Payment history is the most critical component of all credit scoring models, especially of FICO’s. Even if you pay just the bill’s minimum balance every month, your credit can reach excellent standing as long as you are punctual.
Naturally, a missed payment can hurt your credit badly. A single bill that is 30 days past due can knock tens of points off your FICO scores.
Fortunately, any credit card and mortgage company in Salt Lake City, Santa Fe, Denver, or any other major American city will attest that you can bring your credit where it used to stand quickly if you know what to do. Below are the most effective strategies to be on FICO’s good side in no time.
Find Out Whether It Is an Error
First of all, you should not suffer the consequence of any incorrectly reported payment.

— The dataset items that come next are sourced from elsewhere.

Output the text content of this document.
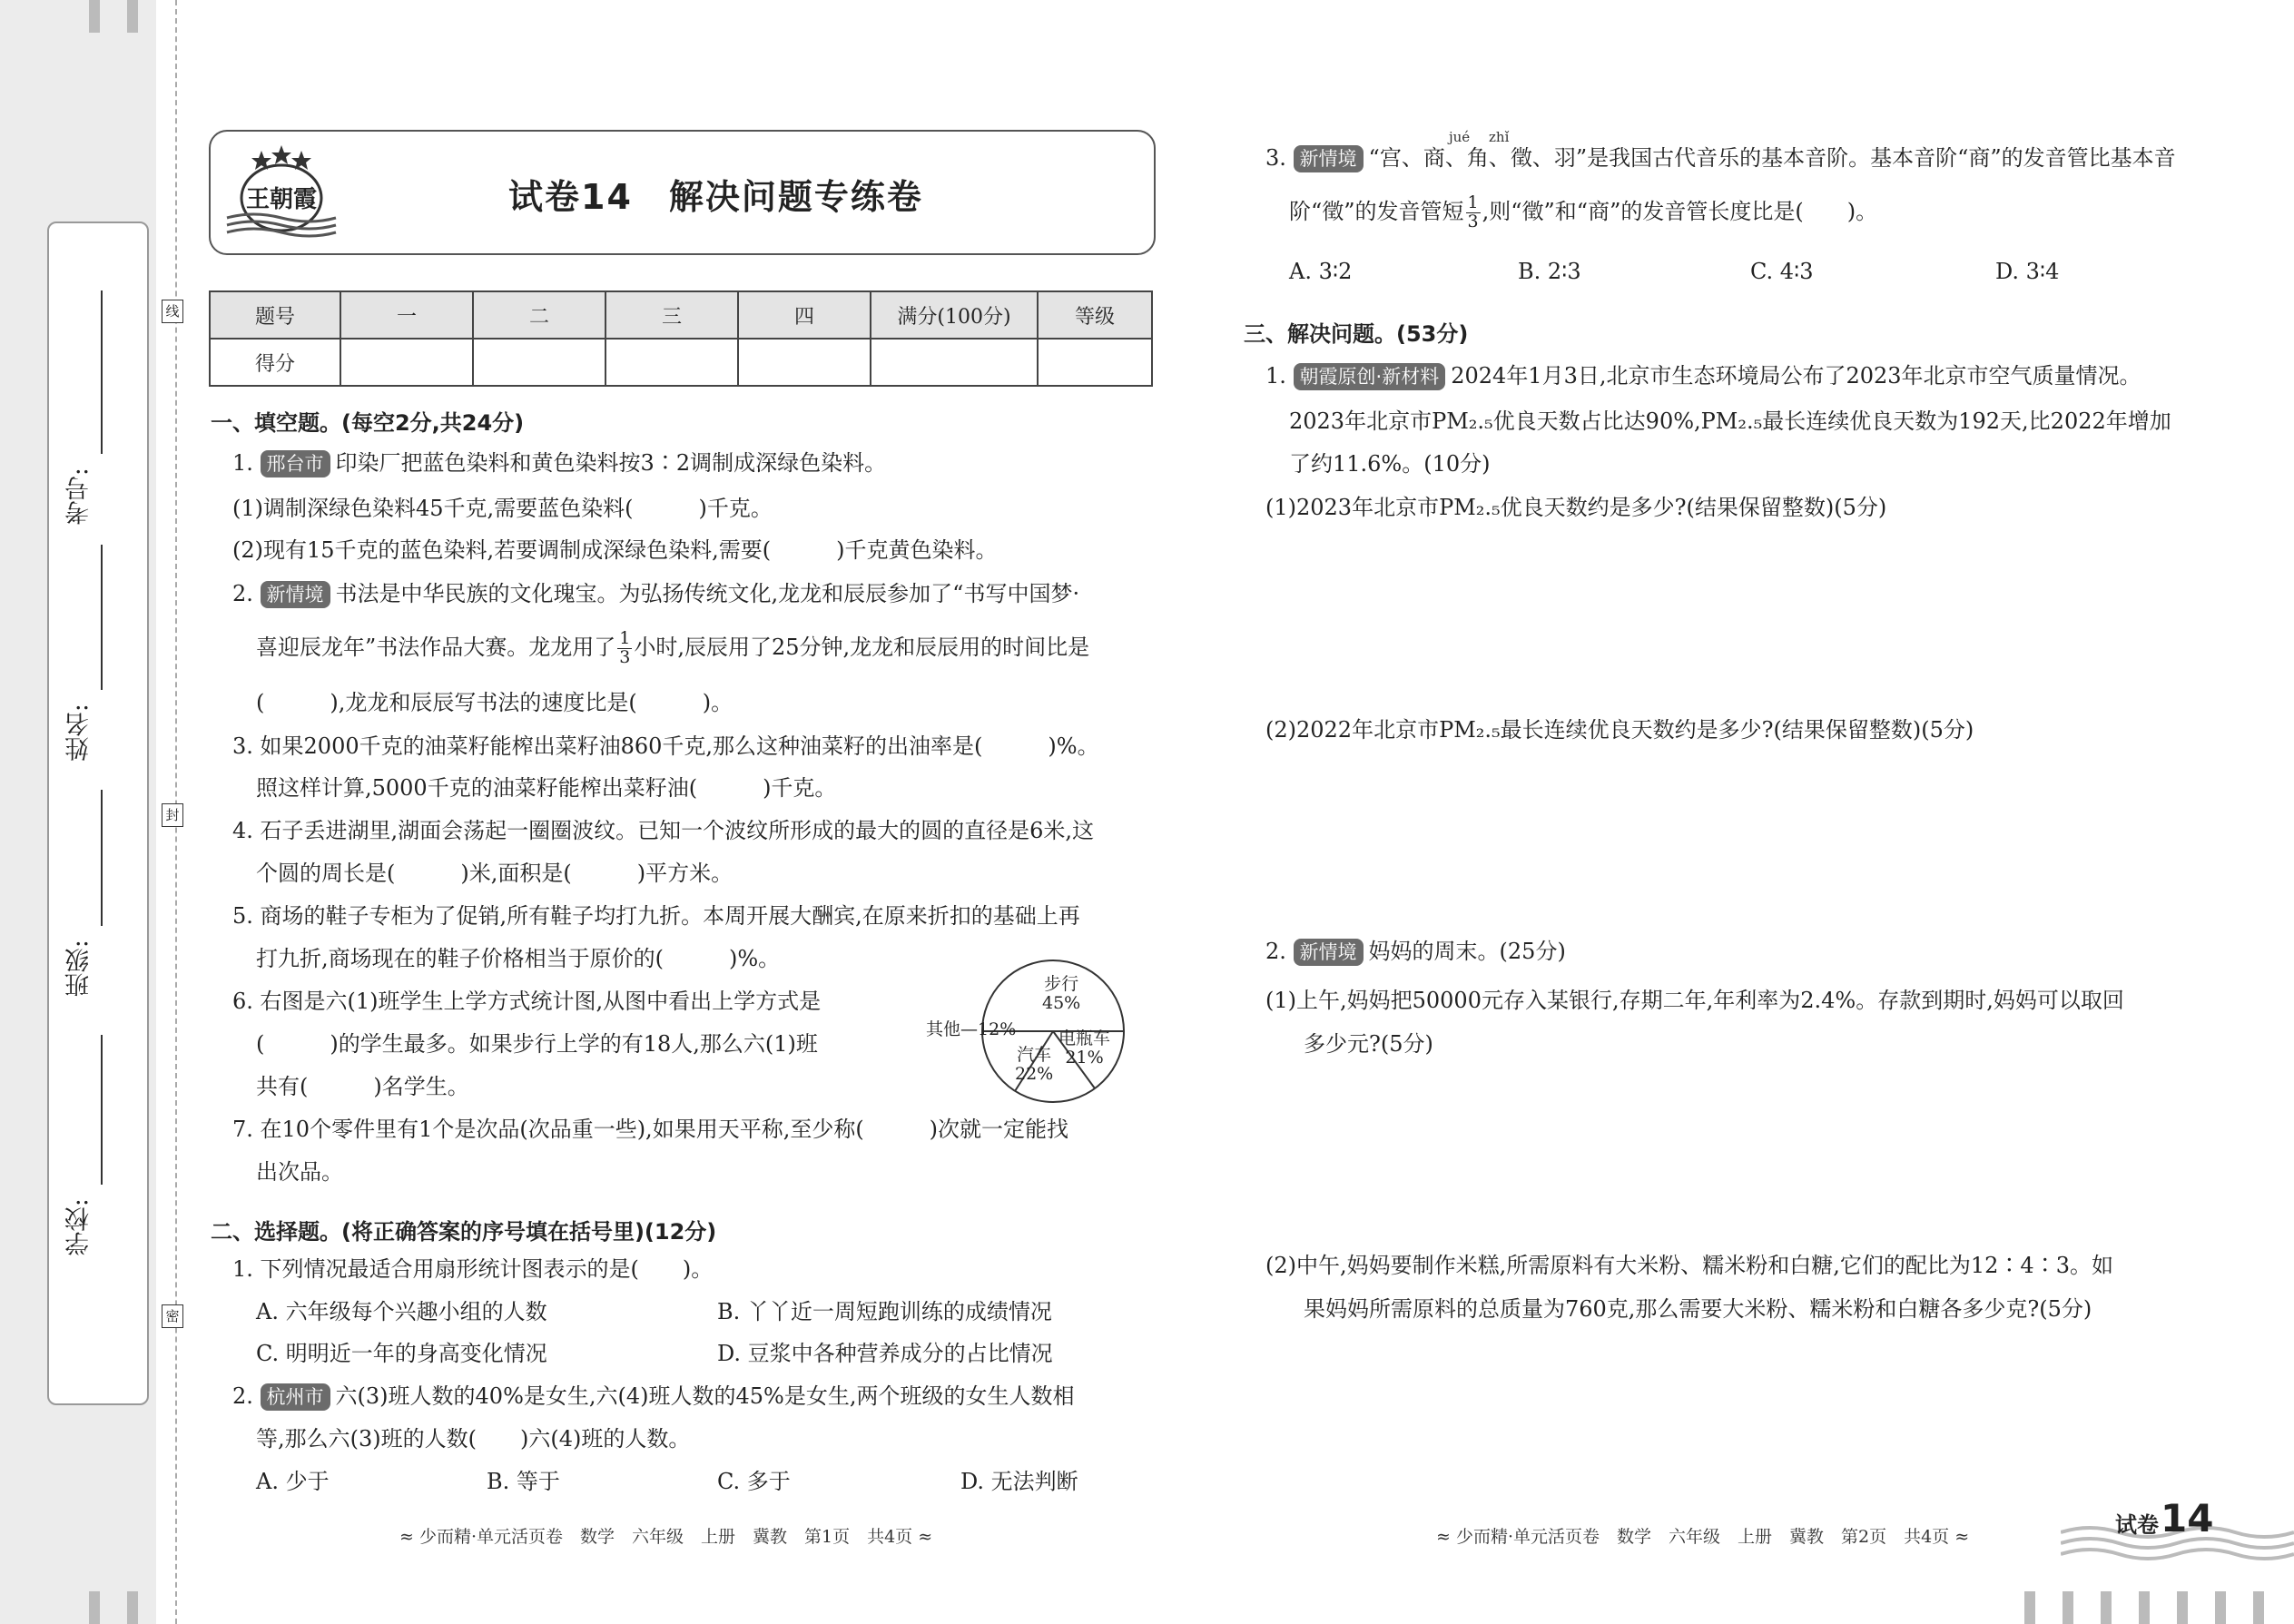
考号:
姓名:
班级:
学校:
线
封
密
王朝霞	试卷14　解决问题专练卷
题号	一	二	三	四	满分(100分)	等级
得分						
一、填空题。(每空2分,共24分)
1. 邢台市 印染厂把蓝色染料和黄色染料按3∶2调制成深绿色染料。
(1)调制深绿色染料45千克,需要蓝色染料(　　　)千克。
(2)现有15千克的蓝色染料,若要调制成深绿色染料,需要(　　　)千克黄色染料。
2. 新情境 书法是中华民族的文化瑰宝。为弘扬传统文化,龙龙和辰辰参加了“书写中国梦·
喜迎辰龙年”书法作品大赛。龙龙用了 $\frac{1}{3}$ 小时,辰辰用了25分钟,龙龙和辰辰用的时间比是
(　　　),龙龙和辰辰写书法的速度比是(　　　)。
3. 如果2000千克的油菜籽能榨出菜籽油860千克,那么这种油菜籽的出油率是(　　　)%。
照这样计算,5000千克的油菜籽能榨出菜籽油(　　　)千克。
4. 石子丢进湖里,湖面会荡起一圈圈波纹。已知一个波纹所形成的最大的圆的直径是6米,这
个圆的周长是(　　　)米,面积是(　　　)平方米。
5. 商场的鞋子专柜为了促销,所有鞋子均打九折。本周开展大酬宾,在原来折扣的基础上再
打九折,商场现在的鞋子价格相当于原价的(　　　)%。
6. 右图是六(1)班学生上学方式统计图,从图中看出上学方式是
(　　　)的学生最多。如果步行上学的有18人,那么六(1)班
共有(　　　)名学生。
步行
45%
电瓶车
21%
汽车
22%
其他—12%
7. 在10个零件里有1个是次品(次品重一些),如果用天平称,至少称(　　　)次就一定能找
出次品。
二、选择题。(将正确答案的序号填在括号里)(12分)
1. 下列情况最适合用扇形统计图表示的是(　　)。
A. 六年级每个兴趣小组的人数	B. 丫丫近一周短跑训练的成绩情况
C. 明明近一年的身高变化情况	D. 豆浆中各种营养成分的占比情况
2. 杭州市 六(3)班人数的40%是女生,六(4)班人数的45%是女生,两个班级的女生人数相
等,那么六(3)班的人数(　　)六(4)班的人数。
A. 少于	B. 等于	C. 多于	D. 无法判断
≈ 少而精·单元活页卷　数学　六年级　上册　冀教　第1页　共4页 ≈
jué zhǐ
3. 新情境 “宫、商、角、徵、羽”是我国古代音乐的基本音阶。基本音阶“商”的发音管比基本音
阶“徵”的发音管短 $\frac{1}{3}$ ,则“徵”和“商”的发音管长度比是(　　)。
A. 3∶2	B. 2∶3	C. 4∶3	D. 3∶4
三、解决问题。(53分)
1. 朝霞原创·新材料 2024年1月3日,北京市生态环境局公布了2023年北京市空气质量情况。
2023年北京市PM₂.₅优良天数占比达90%,PM₂.₅最长连续优良天数为192天,比2022年增加
了约11.6%。(10分)
(1)2023年北京市PM₂.₅优良天数约是多少?(结果保留整数)(5分)
(2)2022年北京市PM₂.₅最长连续优良天数约是多少?(结果保留整数)(5分)
2. 新情境 妈妈的周末。(25分)
(1)上午,妈妈把50000元存入某银行,存期二年,年利率为2.4%。存款到期时,妈妈可以取回
多少元?(5分)
(2)中午,妈妈要制作米糕,所需原料有大米粉、糯米粉和白糖,它们的配比为12∶4∶3。如
果妈妈所需原料的总质量为760克,那么需要大米粉、糯米粉和白糖各多少克?(5分)
≈ 少而精·单元活页卷　数学　六年级　上册　冀教　第2页　共4页 ≈	试卷 14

If you are positive that you have never been late but your credit reports say otherwise, dispute the inaccuracy immediately.

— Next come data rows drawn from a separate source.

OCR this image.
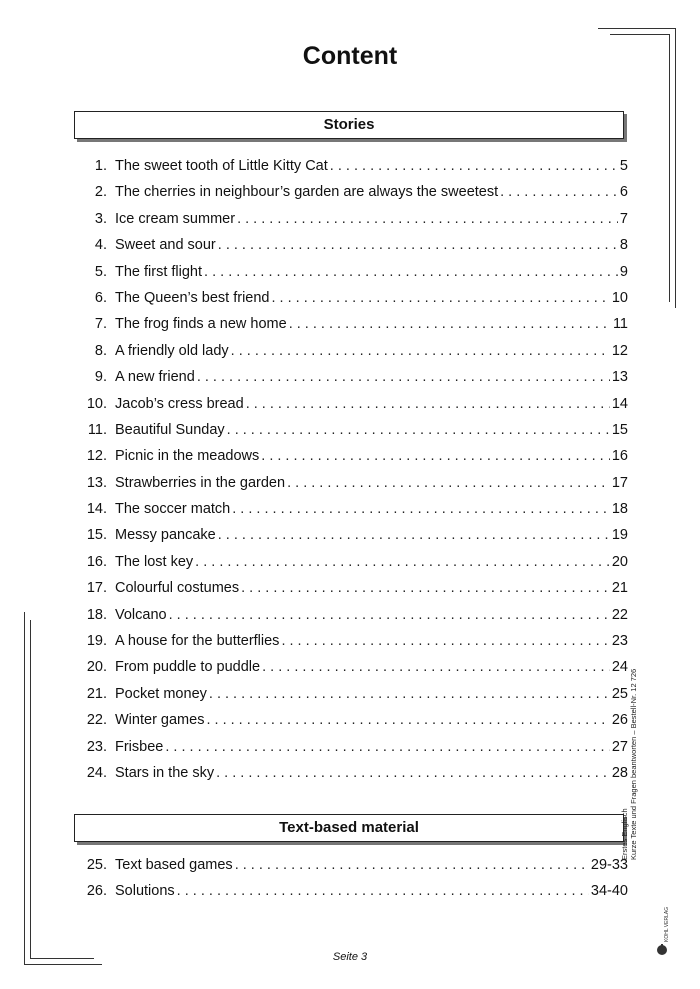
Content
Stories
1. The sweet tooth of Little Kitty Cat . . .	5
2. The cherries in neighbour’s garden are always the sweetest . . .	6
3. Ice cream summer . . .	7
4. Sweet and sour . . .	8
5. The first flight . . .	9
6. The Queen’s best friend . . .	10
7. The frog finds a new home . . .	11
8. A friendly old lady . . .	12
9. A new friend . . .	13
10. Jacob’s cress bread . . .	14
11. Beautiful Sunday . . .	15
12. Picnic in the meadows . . .	16
13. Strawberries in the garden . . .	17
14. The soccer match . . .	18
15. Messy pancake . . .	19
16. The lost key . . .	20
17. Colourful costumes . . .	21
18. Volcano . . .	22
19. A house for the butterflies . . .	23
20. From puddle to puddle . . .	24
21. Pocket money . . .	25
22. Winter games . . .	26
23. Frisbee . . .	27
24. Stars in the sky . . .	28
Text-based material
25. Text based games . . .	29-33
26. Solutions . . .	34-40
Seite 3
Erstes Englisch Kurze Texte und Fragen beantworten – Bestell-Nr. 12 726
KOHL VERLAG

You can talk to the credit bureau that generated the report itself. But if the error was committed by data furnisher, you might have to talk it over with the company that reported the wrong information. If neither party agrees to remove the item in question, you can take your case to the Consumer Financial Protection Bureau.
Of course, you should file a dispute if you are sure that you are responsible for the late payment on your credit reports and you have evidence to back your claim. Otherwise, asking for the negative item’s removal will likely be futile.
Do Not Let Worse Come to Worst
Being 30 days late is not as bad as being 60 days delinquent. If you missed a payment, settle the bill as soon as possible to stop the bleeding. If you can’t zero out the balance, taking care of the minimum will suffice.
Prove That It Is Just a Bump on the Road
If you honestly failed to pay your bill 30 days after it was due, you have to accept the drop in your FICO scores. You should move on and strive to ensure that the same behavior will never happen again.
The effect of the point reduction, regardless of its size, diminishes over time. It can ding your credit severely in the short term. You can quickly recover as long as you show that it is just an anomaly and does not paint an accurate picture of your creditworthiness.
Credit scoring algorithms are more interested in patterns rather than isolated behaviors. The late payment might still in your payment history for seven years, but it should not destroy your reputation as a credit user if you are a generally reliable payer.
Write a Goodwill Letter
Ask the company the submitted the negative info for its removal from your credit reports through a goodwill letter. It works if you have a lengthy history of punctual payment with the other party.
Creditors know that even the most financially responsible consumers could forget to pay a bill on time. Remember: you are judged by the sum of your financial habits over the years, not just one setback, so do not sweat it too much.